Appellate Advocacy Blog

Editor: Tessa L. Dysart
The University of Arizona
James E. Rogers College of Law

Tuesday, May 10, 2022

Will Dobbs (and Janus) Overrule Stare Decisis?

    Justice Alito’s draft opinion in Dobbs v. Jackson Women’s Health Organization has vast cultural implications for a country mired in starkly divisive political rhetoric. The leak of that opinion also undermines the Supreme Court’s institutional integrity at a time when the public’s trust in the Court was already at an all-time low. But there is another crucial and often overlooked way in which the draft opinion undercuts the Court’s prestige and the public’s reliance upon its opinions: the approach it takes to stare decisis.

    Justice Alito’s draft opinion devotes nearly 30 pages to a discussion of whether the doctrine of stare decisis—the concept that courts should generally uphold prior decisions rather than overrule them—requires following the Court’s 1973 decision in Roe v.

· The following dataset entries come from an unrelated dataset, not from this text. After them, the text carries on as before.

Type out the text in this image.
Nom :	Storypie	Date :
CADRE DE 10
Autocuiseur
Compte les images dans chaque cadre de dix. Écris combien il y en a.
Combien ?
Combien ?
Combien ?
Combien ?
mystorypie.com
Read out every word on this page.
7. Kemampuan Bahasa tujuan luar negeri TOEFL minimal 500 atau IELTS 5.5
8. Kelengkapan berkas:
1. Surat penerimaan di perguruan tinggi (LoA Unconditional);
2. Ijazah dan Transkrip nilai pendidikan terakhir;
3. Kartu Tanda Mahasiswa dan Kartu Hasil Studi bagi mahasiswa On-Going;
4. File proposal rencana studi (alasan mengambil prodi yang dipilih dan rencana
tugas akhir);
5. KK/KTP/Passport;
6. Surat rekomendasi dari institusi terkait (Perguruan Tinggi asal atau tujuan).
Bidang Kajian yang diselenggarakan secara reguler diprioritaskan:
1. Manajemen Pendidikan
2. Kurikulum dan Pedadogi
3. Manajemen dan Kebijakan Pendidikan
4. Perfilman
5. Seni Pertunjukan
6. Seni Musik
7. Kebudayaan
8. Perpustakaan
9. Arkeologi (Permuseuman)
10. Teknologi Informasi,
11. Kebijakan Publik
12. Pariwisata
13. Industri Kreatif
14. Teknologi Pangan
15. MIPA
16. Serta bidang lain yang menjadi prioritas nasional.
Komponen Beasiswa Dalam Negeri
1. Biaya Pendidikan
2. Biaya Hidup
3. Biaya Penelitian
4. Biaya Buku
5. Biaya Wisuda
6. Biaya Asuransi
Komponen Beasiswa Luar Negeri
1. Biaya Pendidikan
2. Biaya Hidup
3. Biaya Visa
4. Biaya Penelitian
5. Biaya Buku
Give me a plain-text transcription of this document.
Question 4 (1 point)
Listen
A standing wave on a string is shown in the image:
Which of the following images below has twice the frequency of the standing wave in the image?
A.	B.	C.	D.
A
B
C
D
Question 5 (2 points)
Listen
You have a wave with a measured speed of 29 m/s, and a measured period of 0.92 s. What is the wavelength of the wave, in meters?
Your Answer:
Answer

Wade and it’s 1992 decision in Planned Parenthood v. Casey reaffirming Roe. Alito begins by offering a few platitudes on the importance of precedent and a list of examples where the Court has previously overruled despite the force of stare decisis. Alito then identifies the “factors” in the stare decisis analysis by relying upon his own recent opinion in Janus v. AFSCME. Just as I have previously predicted, Alito’s draft opinion demonstrates that Janus is now the new loadstar for a version of stare decisis so weak as to be practically meaningless.

    In his Janus opinion, Justice Alito created a new zenith in the “weak” stare decisis tradition. The weak tradition posits that “poor reasoning” in a prior decision is not merely a condition precedent to stare decisis analysis, but is also a substantive consideration in that analysis that may itself justify a reversal. That view stands in stark contrast with the strong version of stare decisis that led the Court to reaffirm Roe in Casey. Under that “strong” stare decisis tradition, a precedent, regardless of the quality of its reasoning, should stand unless there is some “special justification” to overrule it—including whether the precedent defies practical workability, is subject to special reliance interests, is a mere remnant of abandoned doctrine, or is based upon facts that have changed so significantly that the precedent’s rule is no longer applicable.

    Just the Janus opinion did, the draft opinion in Dobbs placed the substantive accuracy of the precedents—the “nature of the Court’s error” and the “quality of the reasoning”—as the first consideration for justices unsatisfied with a precedent. The draft Dobbs opinion then spends eleven pages decrying the reasoning of Roe and Casey, saving far shorter passages for discussions of traditional stare decisis factors like workability. Poor reasoning in a prior decision is thus more than just a reason to turn to stare decisis analysis; it is instead a sufficient condition to overturn decisions.

    The draft Dobbs opinion confirms that a precedent’s reasoning is the only factor that matters when it dismisses, in a little over two pages, society’s reliance interests in a half-century-old opinion. The opinion claimed there was a lack of concrete evidence of societal reliance on Doe and Casey, despite their decades-old vintage. Reliance interests, long the acme of stare decisis concern, thus play almost no role in determining whether to uphold a precedent.

    This elevation of the Janus approach to stare decisis is a grave danger to the stability of our legal system and the reliability of our courts. As I have argued before, poor reasoning provides an ever-present justification for overturning decisions. Conversations about stare decisis only arise, after all, when current Justices believe that a prior decision was substantively incorrect and might warrant a change of direction. Janus and the draft Dobbs opinion, however, tout a version of stare decisis that would be unable to settle disputes independent of the Justices’ views about the substantive correctness of a decision. This significantly undermines doctrinal stability, making it harder for the public to know and understand the law. It also undermines judicial legitimacy in a hyper-polarized society. And it may also undermine legal consistency as lower courts freely deviate from Supreme Court precedent that appears substantively incorrect.

    Arguably, this form of weakened stare decisis is itself so incoherent and unworkable that it could hardly be considered a doctrine at all. That lack of coherence may allow Justices to change their approach to stare decisis over time. A new Justice can begin her career by claiming fidelity to a weak stare decisis tradition that allows her to rapidly overrule cases with which she substantively disagrees, only to transition to a strong stare decisis tradition later in her career in an effort to protect her perceived gains from overrule by subsequent judicial generations. Such waves in stare decisis are intellectually inconsistent, as the Justice who ascribes to changing conceptions of stare decisis over time in fact ascribes to no real, binding version at all. Furthermore, the constant churn in legal doctrine would render stare decisis so malleable as to become meaningless, rendering all precedents vulnerable to overrule at any time.

    In the Dobbs draft opinion, Justice Alito is careful to note that the ruling does not threaten precedents that do not concern abortion. But the draft opinion suggests far more malleability in all forms of precedent than Alito’s assurances. The draft opinion perpetuates a weakened version of stare decisis that undermines the finality of any decision, at great risk to a politically divided nation.